For several years, taste and convenience benefits have been driving new product impact and food and beverage growth. Consumers have responded to flavor-specific beverages and restaurant or café quality meal solutions and names. Portability or hand-held options proliferate the food aisles. The latest trend in New Product Pacesetter benefits reveals that brands combining taste benefits with wellness or “better for you” benefits are on the rise. Added-benefit waters, beverages and snack bars touting healthier consumption are making a run. Weight-loss positionings are seeing strong results.
Flavored Beverages dominate taste-focused introductions.
Distinctive flavors, textures and recipes are critical to nearly 90% of all successful food and beverage Pacesetters.

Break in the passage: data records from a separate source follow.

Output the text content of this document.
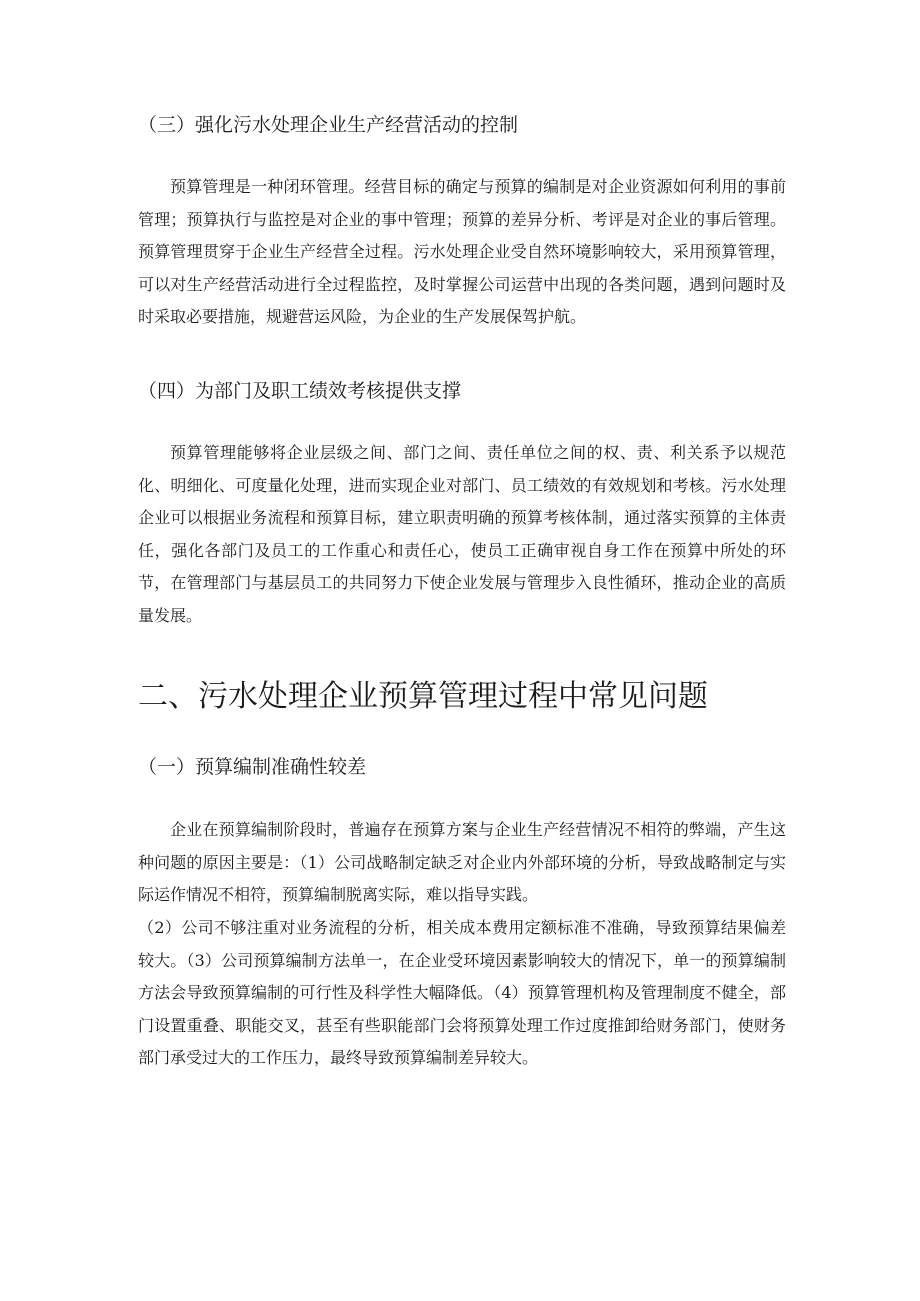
（三）强化污水处理企业生产经营活动的控制

预算管理是一种闭环管理。经营目标的确定与预算的编制是对企业资源如何利用的事前管理；预算执行与监控是对企业的事中管理；预算的差异分析、考评是对企业的事后管理。预算管理贯穿于企业生产经营全过程。污水处理企业受自然环境影响较大，采用预算管理，可以对生产经营活动进行全过程监控，及时掌握公司运营中出现的各类问题，遇到问题时及时采取必要措施，规避营运风险，为企业的生产发展保驾护航。

（四）为部门及职工绩效考核提供支撑

预算管理能够将企业层级之间、部门之间、责任单位之间的权、责、利关系予以规范化、明细化、可度量化处理，进而实现企业对部门、员工绩效的有效规划和考核。污水处理企业可以根据业务流程和预算目标，建立职责明确的预算考核体制，通过落实预算的主体责任，强化各部门及员工的工作重心和责任心，使员工正确审视自身工作在预算中所处的环节，在管理部门与基层员工的共同努力下使企业发展与管理步入良性循环，推动企业的高质量发展。

二、污水处理企业预算管理过程中常见问题
（一）预算编制准确性较差

企业在预算编制阶段时，普遍存在预算方案与企业生产经营情况不相符的弊端，产生这种问题的原因主要是：（1）公司战略制定缺乏对企业内外部环境的分析，导致战略制定与实际运作情况不相符，预算编制脱离实际，难以指导实践。

（2）公司不够注重对业务流程的分析，相关成本费用定额标准不准确，导致预算结果偏差较大。（3）公司预算编制方法单一，在企业受环境因素影响较大的情况下，单一的预算编制方法会导致预算编制的可行性及科学性大幅降低。（4）预算管理机构及管理制度不健全，部门设置重叠、职能交叉，甚至有些职能部门会将预算处理工作过度推卸给财务部门，使财务部门承受过大的工作压力，最终导致预算编制差异较大。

Providing a simple twist or change of pace to category taste expectations has proven successful for soft drinks – lemon, lemon-lime, cherry, vanilla flavors are gaining trial and sales.
Cooking prep conveniences are raising the quality expectations of new meal solutions, particularly dinner.
Effectively providing time-consuming “restaurant quality” preparation steps – pealing, chopping, cutting, marinating and more complex recipe preparation – is more differentiating and more stimulating to the “do-it-for-me” demands of time-thirsty shoppers.
New brands transitioning from national restaurant outlets continue to succeed.
Tacking on restaurant heritage makes frozen or shelf stable meal solutions seem like upgrades (Boston Market, Wolfgang Puck, California Pizza, Mrs. Field’s, etc.).
Focus shifting away from reduced fat to other “wellness” benefits.
Consumers never responded as hoped to “less fat” benefits. But mature “better-for-you” brands that present less fat along with weight-loss and dieting benefits are growing. All of the aggressive publicity on the negatives of obesity or the positives of consuming fewer calories will have a powerful influence on consumption and new benefit activity. Wellness benefit activity is coming back, but this time linked to fewer calories than to less fat.
Single serve waters plus health benefits on the rise.
Added vitamins, fiber, mineral supplements and soy as a “better beverage for you” benefit is on the increase – 18% of all food & beverage Pacesetters presented added health benefits, up from 9% in 2001.
Snack bars positioned as portable nutrition or energy are
taking off.
Snacks with strong nutrition or added energy benefits are filling the gap
for time-crunched consumers who regularly skip sit-down meals. “Better for
you” snack bars have flooded the marketplace, changing the way consumers think about meal preparation and consumption.
Variety is a critical success factor for many Pacesetters.
Nearly two-thirds offer multiple flavors or recipes to meet different consumer taste preferences, to create competitive shelf impact and to encourage consumer repeat. A broad presentation of current recipes is an effective way to totally revitalize a brand equity.
New brand extensions with “innovative” benefits yield +62% higher year-one sales results than those with “me-too” benefits.
It pays to invest in developing competitively superior benefits throughout the developmental process. While typically only one or two of ten new product launches are “innovative,” the investment is worth it.